The practical aspect of sociology is too of great importance in the study of social problems and in social work and social adjustment. The one social problem is of course that of people living well and happily together. To achieve this a scientific study of society is needed in order to make necessary adjustments.

Another specific aspect of the practical side of sociology is the study of the great social institutions and the relation of the individual to each of them. There is, therefore, a particular need for the strengthening of these institutions and one of the first essentials is the scientific study of their problems and situations. Sociology has analysed the causes of the many maladies of society and suggested the means for curing them. Society is a complex structure. There must be a scientific study of its problems if they are to be solved.

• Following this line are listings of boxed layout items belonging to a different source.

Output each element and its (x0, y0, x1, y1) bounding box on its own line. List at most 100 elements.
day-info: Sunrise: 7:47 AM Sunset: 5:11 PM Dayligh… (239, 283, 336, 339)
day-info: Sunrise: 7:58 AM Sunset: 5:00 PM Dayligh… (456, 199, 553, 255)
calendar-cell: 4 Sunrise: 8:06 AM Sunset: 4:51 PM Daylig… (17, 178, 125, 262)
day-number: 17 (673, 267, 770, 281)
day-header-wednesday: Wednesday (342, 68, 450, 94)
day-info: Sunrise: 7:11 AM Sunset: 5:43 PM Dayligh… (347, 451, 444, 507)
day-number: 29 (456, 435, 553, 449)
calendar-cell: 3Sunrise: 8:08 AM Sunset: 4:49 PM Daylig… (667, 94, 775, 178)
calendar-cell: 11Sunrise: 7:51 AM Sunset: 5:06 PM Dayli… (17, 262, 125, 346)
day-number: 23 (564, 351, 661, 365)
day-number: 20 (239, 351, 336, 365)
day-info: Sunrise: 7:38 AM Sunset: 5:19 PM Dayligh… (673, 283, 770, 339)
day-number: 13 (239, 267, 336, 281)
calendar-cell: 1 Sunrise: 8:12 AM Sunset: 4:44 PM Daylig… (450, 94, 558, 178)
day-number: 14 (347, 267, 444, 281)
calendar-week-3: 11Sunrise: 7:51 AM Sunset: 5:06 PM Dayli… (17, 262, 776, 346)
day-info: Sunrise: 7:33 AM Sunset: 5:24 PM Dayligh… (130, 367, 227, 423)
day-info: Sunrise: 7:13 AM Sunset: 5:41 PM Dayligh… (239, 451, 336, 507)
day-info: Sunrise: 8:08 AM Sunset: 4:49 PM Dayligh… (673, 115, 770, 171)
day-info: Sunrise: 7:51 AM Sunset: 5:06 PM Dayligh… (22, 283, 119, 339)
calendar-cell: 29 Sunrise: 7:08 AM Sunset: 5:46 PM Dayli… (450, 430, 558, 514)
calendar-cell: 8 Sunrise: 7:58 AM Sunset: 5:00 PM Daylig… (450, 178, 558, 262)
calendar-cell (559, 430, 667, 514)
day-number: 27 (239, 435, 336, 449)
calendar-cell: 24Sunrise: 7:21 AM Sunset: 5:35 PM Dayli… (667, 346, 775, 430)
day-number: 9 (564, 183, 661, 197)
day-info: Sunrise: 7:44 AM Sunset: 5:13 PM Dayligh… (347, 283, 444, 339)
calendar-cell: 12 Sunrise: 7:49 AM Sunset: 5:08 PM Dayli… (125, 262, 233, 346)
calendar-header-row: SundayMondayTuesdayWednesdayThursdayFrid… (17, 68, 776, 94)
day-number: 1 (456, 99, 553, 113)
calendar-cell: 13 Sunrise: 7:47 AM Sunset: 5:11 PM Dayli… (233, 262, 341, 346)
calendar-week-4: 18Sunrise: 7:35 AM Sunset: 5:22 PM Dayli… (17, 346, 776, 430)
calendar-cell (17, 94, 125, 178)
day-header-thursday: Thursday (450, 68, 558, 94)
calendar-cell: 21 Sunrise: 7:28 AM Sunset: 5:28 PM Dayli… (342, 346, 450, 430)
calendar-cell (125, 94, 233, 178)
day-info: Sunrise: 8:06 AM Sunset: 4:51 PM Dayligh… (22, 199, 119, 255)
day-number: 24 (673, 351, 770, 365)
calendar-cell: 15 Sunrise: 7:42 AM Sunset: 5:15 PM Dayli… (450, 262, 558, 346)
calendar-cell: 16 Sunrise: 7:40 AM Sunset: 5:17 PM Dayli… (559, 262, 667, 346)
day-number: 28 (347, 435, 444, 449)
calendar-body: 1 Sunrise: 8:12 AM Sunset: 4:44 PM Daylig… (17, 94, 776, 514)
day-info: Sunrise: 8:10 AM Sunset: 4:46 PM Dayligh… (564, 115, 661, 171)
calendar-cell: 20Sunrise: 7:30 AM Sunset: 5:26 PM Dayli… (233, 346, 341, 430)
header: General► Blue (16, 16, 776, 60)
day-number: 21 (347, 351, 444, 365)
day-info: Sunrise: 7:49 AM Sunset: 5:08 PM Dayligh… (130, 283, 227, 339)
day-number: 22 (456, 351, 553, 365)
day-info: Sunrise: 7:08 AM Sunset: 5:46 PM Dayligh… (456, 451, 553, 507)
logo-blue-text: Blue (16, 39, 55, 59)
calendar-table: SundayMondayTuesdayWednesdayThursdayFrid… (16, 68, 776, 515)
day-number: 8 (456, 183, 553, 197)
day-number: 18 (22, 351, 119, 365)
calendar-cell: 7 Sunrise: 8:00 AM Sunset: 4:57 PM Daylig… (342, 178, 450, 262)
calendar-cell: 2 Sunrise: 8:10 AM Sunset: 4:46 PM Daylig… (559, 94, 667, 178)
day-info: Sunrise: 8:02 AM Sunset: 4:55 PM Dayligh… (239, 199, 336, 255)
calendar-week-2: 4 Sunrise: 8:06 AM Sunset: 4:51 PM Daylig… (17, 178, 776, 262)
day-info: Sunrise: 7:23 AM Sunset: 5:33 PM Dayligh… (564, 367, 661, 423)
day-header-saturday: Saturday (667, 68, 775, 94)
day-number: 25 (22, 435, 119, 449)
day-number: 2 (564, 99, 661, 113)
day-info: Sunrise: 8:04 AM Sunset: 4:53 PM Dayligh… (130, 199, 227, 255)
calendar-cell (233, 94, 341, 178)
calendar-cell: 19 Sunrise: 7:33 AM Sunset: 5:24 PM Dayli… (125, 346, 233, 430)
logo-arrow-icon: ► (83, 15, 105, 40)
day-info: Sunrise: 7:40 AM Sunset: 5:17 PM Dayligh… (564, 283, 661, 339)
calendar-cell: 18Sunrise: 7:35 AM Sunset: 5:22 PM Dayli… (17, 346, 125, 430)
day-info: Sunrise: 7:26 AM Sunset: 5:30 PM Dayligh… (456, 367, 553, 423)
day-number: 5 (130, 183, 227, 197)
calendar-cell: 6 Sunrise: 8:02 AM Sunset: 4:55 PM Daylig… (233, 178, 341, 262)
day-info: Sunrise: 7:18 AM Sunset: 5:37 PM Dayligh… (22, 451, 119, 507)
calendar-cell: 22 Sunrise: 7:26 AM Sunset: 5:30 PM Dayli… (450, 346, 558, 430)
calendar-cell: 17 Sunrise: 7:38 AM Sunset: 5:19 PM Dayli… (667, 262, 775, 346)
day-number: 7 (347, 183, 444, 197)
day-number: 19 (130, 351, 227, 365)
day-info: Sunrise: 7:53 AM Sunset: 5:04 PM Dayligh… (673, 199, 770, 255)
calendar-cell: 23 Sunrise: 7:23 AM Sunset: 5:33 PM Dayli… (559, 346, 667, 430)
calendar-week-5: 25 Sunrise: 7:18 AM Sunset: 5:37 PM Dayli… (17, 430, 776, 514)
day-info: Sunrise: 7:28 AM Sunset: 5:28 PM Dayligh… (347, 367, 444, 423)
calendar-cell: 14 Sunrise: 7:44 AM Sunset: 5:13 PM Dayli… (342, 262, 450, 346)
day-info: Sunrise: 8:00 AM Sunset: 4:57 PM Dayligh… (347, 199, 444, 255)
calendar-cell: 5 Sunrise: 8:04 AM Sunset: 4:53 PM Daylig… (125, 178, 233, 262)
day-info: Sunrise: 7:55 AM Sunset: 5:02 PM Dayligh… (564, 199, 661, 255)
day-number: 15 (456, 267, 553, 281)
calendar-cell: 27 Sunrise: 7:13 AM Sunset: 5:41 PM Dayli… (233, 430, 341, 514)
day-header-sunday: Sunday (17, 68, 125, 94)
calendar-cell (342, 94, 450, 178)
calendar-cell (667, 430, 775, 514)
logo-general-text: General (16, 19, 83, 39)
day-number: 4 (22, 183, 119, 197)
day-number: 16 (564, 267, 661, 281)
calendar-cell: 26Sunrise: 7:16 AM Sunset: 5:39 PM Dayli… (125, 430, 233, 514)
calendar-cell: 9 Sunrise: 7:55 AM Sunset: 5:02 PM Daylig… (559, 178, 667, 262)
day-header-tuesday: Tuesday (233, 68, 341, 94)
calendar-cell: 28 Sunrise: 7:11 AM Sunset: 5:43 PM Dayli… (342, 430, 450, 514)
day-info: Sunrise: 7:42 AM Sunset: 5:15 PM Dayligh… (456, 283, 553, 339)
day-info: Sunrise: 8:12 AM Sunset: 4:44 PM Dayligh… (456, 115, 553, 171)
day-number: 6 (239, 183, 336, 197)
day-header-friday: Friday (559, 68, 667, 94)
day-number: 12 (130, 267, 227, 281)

Relation with other Social Sciences

Anthropology concerns individual cultures in a society, rather than the society as a whole. Traditionally, it focuses on what might be termed “primitive” cultures, such as the Yanomamo people of the South American jungle, who live much the same way they did hundreds of years ago. Anthropologists place special emphasis on language, kinship patterns, and cultural artifacts.

Political science concerns the governments of various societies. It considers what kind of government a society has, how it formed, and how individuals attain positions of power within a particular government. Political science also concerns the relation of people in a society to whatever form of government they have.

Psychology takes the individual out of his or her social circumstances and examines the mental processes that occur within that person. Psychologists study the human brain and how it functions, considering issues such as memory, dreams, learning, and perception.

Economics focuses on the production and distribution of society’s goods and services. Economists study why a society chooses to produce what it does, how money is exchanged, and how people interact and cooperate to produce goods.